Wisconsin reported 78 more deaths. This is down from Thursday’s 83 deaths and Tuesday’s record 92 deaths, but at the current pace the death toll will pass 3,000 Saturday or Sunday. It now stands at 2,954, comparable to the 4th leading cause of death in Wisconsin (see chart below). The state is averaging 54 deaths per day over the last 7 days, up from the 7-day average of 52 on Thursday.
The DHS says 190 COVID-19 patients were hospitalized in the last 24 hours, falling below 200 for the first time in four days. The last report we have Thursday was 2,104 COVID-19 patients currently in hospitals, with 427 in intensive care. We expect updated figures from the Wisconsin Hospital Association later this afternoon, and this report will be updated. The state says 15,526 people have been hospitalized for COVID-19 treatment since the first coronavirus case was confirmed in Madison less than 10 months ago. The alternate care facility -- the field hospital at the state fairgrounds -- is treating 23 patients, up from 17 on Thursday.
A total 344,945 coronavirus cases have been confirmed in Wisconsin since then, which is almost 6% (5.92%) of the state’s population. The state says 21.9% of all of these cases is active, or 75,649 people diagnosed with the COVID-19 virus in the past 30 days and haven’t been medically cleared. That’s down from 22.3% on Thursday, another metric that’s declined. There are 266,280 people diagnosed with the virus who are considered recovered.
Pointing out these declines is not to suggest Wisconsin is turning a corner. In October, Wisconsin reached 5,000 new cases a day for the first time but never reached 5,300. We averaged between 2,405 and 4,404 cases per day. No more than 64 deaths were reported on a given day, and the 7-day average started as 12 deaths and never got higher than 37.
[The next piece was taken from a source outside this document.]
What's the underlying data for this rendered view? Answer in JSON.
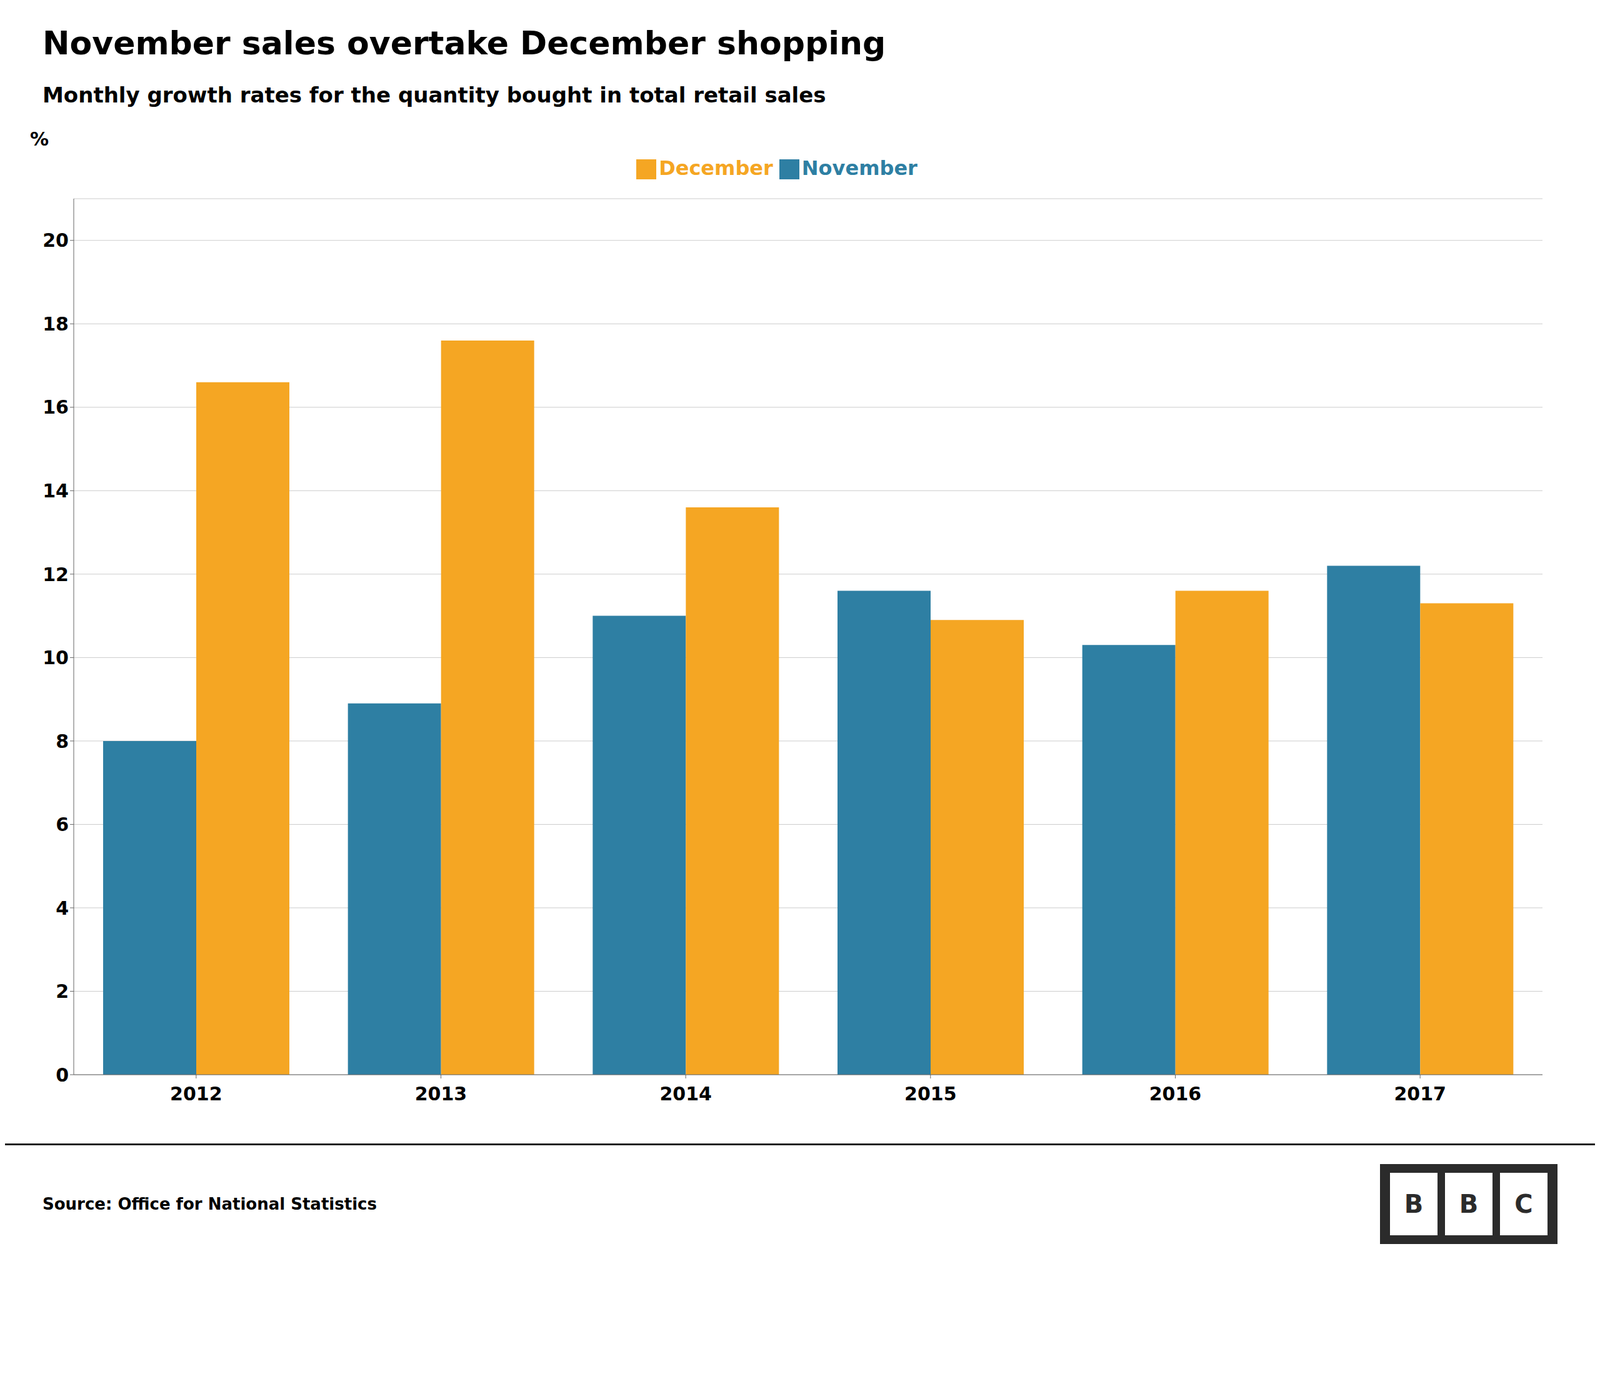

COVID-19 has now killed more people in Wisconsin than the flu and pneumonia, suicide and kidney disease in 2018 combined. The virus now compares to the 4th leading cause of death in Wisconsin, behind heart disease, cancer and accidents, based on the CDC’s 2018 mortality report, the latest ranked mortality figures available.
The CDC mortality figures are based on 12 months. Wisconsin’s first COVID-19 deaths were reported 8 months ago.
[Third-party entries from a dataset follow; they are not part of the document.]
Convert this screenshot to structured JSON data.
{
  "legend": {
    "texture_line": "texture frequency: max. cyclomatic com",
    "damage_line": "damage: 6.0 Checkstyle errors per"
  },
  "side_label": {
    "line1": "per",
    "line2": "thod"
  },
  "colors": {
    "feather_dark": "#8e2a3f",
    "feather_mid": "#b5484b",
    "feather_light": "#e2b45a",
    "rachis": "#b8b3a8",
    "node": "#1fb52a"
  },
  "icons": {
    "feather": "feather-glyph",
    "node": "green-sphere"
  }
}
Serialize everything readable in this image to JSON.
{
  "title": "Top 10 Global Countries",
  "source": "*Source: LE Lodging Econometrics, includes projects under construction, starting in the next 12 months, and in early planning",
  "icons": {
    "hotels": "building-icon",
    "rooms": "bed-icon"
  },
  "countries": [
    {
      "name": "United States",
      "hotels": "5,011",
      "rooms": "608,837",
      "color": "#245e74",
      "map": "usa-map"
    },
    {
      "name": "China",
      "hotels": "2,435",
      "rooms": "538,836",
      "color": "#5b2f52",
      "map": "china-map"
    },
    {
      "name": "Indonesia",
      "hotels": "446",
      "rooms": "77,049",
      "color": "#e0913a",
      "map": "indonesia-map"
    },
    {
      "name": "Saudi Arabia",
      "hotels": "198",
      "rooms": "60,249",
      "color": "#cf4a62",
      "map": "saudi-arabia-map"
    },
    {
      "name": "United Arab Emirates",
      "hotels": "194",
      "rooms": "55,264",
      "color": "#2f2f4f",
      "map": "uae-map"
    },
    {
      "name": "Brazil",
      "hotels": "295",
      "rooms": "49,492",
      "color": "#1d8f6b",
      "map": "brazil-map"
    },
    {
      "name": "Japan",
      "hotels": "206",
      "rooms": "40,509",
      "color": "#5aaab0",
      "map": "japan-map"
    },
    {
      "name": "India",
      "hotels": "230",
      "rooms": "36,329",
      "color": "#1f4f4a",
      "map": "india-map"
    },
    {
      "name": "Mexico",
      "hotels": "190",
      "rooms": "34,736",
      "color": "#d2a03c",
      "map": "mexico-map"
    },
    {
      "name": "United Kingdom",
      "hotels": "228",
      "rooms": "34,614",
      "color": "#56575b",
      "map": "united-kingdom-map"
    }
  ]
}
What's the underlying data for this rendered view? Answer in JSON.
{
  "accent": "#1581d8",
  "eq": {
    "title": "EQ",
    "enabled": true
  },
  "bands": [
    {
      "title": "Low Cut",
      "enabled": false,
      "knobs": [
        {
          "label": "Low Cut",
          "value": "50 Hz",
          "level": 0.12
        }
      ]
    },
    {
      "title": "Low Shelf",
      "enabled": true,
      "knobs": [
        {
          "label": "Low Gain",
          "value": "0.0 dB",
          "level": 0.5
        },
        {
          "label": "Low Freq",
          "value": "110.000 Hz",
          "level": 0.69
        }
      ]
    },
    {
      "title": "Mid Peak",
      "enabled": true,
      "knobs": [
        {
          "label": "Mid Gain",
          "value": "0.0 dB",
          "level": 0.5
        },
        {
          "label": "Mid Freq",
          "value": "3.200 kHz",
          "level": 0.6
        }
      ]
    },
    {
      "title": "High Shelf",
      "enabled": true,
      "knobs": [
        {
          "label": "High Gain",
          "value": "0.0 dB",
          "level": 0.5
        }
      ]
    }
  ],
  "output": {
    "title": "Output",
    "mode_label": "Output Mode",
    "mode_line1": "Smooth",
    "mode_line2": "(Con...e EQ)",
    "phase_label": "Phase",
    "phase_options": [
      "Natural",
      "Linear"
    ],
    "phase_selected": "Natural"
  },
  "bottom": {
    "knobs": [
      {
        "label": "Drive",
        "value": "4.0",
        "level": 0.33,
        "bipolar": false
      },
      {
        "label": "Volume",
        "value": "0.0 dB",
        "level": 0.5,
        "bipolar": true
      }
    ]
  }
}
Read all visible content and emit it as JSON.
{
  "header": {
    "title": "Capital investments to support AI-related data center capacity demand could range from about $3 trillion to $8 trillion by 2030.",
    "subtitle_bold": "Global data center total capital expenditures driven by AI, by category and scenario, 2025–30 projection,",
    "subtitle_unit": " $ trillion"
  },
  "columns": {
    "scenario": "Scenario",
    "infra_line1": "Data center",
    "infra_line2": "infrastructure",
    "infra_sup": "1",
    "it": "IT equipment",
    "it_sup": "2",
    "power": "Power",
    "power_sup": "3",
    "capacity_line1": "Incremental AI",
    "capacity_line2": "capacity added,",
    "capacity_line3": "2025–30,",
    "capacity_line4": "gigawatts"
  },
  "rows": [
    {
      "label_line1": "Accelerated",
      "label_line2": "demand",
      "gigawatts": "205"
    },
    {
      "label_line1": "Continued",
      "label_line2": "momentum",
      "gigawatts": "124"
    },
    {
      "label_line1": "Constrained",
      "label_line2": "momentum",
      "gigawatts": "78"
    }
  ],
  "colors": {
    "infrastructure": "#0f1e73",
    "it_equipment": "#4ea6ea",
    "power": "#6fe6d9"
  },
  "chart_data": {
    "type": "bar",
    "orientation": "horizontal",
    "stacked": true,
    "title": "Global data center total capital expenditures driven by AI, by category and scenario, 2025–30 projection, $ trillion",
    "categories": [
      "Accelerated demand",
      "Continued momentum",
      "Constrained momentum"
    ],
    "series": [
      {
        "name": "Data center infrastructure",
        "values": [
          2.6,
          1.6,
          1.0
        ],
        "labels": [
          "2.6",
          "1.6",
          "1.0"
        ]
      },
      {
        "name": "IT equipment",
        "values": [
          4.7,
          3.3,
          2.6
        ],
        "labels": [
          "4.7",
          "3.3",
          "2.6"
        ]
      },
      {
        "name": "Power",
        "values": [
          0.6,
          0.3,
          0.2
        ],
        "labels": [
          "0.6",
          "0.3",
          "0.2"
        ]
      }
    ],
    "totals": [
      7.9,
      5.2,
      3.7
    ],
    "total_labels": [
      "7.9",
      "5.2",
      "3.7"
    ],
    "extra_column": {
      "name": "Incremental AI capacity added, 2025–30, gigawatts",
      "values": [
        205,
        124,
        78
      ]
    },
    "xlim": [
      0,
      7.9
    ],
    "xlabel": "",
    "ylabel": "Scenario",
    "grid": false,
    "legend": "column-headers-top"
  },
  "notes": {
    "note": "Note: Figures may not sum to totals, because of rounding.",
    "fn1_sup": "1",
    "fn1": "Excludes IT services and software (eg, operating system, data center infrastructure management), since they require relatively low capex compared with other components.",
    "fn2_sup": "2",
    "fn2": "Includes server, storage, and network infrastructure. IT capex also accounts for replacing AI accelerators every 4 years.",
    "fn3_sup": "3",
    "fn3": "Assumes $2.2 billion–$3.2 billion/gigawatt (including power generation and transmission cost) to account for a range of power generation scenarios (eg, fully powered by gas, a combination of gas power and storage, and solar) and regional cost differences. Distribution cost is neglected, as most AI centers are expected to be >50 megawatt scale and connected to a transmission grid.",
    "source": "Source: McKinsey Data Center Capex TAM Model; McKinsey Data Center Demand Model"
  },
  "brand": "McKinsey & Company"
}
From the latest figures available Thursday, 11.9% of ICU beds and 13.8% of all hospital beds are open across the state’s 134 hospitals.
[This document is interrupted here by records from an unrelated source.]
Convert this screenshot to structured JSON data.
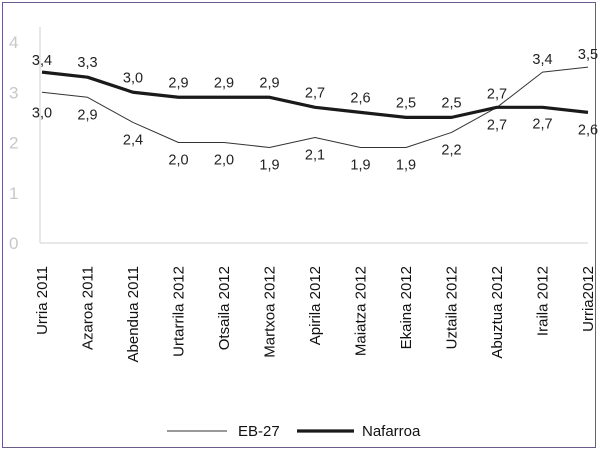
{
  "chart_data": {
    "type": "line",
    "categories": [
      "Urria 2011",
      "Azaroa 2011",
      "Abendua 2011",
      "Urtarrila 2012",
      "Otsaila 2012",
      "Martxoa 2012",
      "Apirila 2012",
      "Maiatza 2012",
      "Ekaina 2012",
      "Uztaila 2012",
      "Abuztua 2012",
      "Iraila 2012",
      "Urria2012"
    ],
    "series": [
      {
        "name": "EB-27",
        "values": [
          3.0,
          2.9,
          2.4,
          2.0,
          2.0,
          1.9,
          2.1,
          1.9,
          1.9,
          2.2,
          2.7,
          3.4,
          3.5
        ],
        "labels": [
          "3,0",
          "2,9",
          "2,4",
          "2,0",
          "2,0",
          "1,9",
          "2,1",
          "1,9",
          "1,9",
          "2,2",
          "2,7",
          "3,4",
          "3,5"
        ],
        "color": "#333333"
      },
      {
        "name": "Nafarroa",
        "values": [
          3.4,
          3.3,
          3.0,
          2.9,
          2.9,
          2.9,
          2.7,
          2.6,
          2.5,
          2.5,
          2.7,
          2.7,
          2.6
        ],
        "labels": [
          "3,4",
          "3,3",
          "3,0",
          "2,9",
          "2,9",
          "2,9",
          "2,7",
          "2,6",
          "2,5",
          "2,5",
          "2,7",
          "2,7",
          "2,6"
        ],
        "color": "#1a1a1a"
      }
    ],
    "yticks": [
      "0",
      "1",
      "2",
      "3",
      "4"
    ],
    "ylim": [
      0,
      4
    ],
    "grid": false,
    "legend": "bottom"
  }
}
Hospitals in the Fox Valley region are treating 143 COVID-19 patients, including 21 in ICU. There are 10 ICU beds open (9.6%), up from 4 on Wednesday, but still no intermediate care beds open at the 13 hospitals. Overall, 7.6% of beds are open, down from 9.1% on Wednesday.
The 10 hospitals in the Northeast region are treating 192 COVID-19 patients, with 52 in ICU. There are 11 ICU beds open (5.3%), down from 19 on Wednesday, with 14.4% of beds available overall, up from 13.9% Wednesday.
Hospital bed availability can fluctuate widely from day to day with new admissions, deaths, discharges for patients being treated for all conditions, not just COVID-19.